(Space.com)—The dramatic fireball that exploded over Russia today (Feb. 15) was apparently the biggest such blast in more than a century, scientists say.
The object that caused the Russian fireball, which damaged hundreds of buildings and wounded perhaps 1,000 people in the Chelyabinsk region, was originally probably about 50 feet (15 meters) in diameter and weighed roughly 7,000 tons, said Peter Brown, director of the Center for Planetary Science and Exploration at the University of Western Ontario in Canada.
From multiple sensors using multiple technologies, a best initial estimate of the total energy of the event is about 300 kilotons of TNT-equivalent, Brown said, though he stressed that the number could change as scientists learn more.
“This could easily be in error by a factor of two,” he told SPACE.com. “I am confident, however, that it is in excess of 100 kilotons, making it the largest recorded event since the 1908 Tunguska explosion.” [Photos of Russia's Meteor Fireball Blast]
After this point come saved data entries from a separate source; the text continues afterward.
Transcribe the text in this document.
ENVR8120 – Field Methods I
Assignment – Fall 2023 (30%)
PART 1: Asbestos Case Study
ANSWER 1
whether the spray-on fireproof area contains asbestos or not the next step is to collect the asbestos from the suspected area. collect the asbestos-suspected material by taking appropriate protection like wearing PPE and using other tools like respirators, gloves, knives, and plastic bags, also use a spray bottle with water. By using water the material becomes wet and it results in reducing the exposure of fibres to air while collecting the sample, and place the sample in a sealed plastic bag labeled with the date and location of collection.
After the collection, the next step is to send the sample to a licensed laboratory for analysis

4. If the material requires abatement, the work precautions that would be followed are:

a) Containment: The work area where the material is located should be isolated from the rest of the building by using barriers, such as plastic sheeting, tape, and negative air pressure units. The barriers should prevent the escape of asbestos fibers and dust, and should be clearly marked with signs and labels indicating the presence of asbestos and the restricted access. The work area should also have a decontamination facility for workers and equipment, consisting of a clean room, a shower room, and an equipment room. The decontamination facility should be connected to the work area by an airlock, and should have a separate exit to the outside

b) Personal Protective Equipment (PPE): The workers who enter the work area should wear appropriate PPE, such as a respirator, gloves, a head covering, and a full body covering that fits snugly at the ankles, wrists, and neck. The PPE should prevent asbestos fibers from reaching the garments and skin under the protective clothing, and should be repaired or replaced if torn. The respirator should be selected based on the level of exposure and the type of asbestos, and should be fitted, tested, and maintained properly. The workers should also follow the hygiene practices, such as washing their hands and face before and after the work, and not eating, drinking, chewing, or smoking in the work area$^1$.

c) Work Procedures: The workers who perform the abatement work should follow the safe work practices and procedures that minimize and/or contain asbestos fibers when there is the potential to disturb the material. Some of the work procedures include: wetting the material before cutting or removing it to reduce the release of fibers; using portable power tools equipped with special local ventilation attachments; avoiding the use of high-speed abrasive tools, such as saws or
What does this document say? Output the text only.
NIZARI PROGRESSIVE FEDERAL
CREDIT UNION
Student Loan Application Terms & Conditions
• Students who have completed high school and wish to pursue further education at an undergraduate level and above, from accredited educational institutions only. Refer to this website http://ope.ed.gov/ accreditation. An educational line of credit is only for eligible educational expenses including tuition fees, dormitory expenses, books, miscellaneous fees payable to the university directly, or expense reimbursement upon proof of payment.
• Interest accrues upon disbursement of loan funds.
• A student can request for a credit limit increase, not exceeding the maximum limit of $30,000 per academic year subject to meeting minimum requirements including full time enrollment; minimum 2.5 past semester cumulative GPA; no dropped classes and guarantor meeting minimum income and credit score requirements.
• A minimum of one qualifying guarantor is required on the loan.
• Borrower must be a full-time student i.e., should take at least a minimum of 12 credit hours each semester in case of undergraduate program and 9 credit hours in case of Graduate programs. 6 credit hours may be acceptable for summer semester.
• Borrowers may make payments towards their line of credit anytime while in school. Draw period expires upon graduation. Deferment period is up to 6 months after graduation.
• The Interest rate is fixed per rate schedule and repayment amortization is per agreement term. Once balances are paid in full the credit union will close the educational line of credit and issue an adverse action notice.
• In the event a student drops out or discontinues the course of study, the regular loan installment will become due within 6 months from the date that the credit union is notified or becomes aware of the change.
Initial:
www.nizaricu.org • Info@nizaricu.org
In that 1908 event, a 130-foot-wide (40 m) object exploded over the Podkamennaya Tunguska River in Siberia, flattening about 825 square miles (2,137 square km) of forest.
In a cosmic coincidence, the most recent Russian fireball exploded just hours before the 150-foot-wide (45 m) asteroid 2012 DA14 was set to cruise within 17,200 miles (27,000 km) of Earth today, marking the closest approach of such a large space rock that scientists had predicted ahead of time. The two events today are unrelated, NASA researchers say.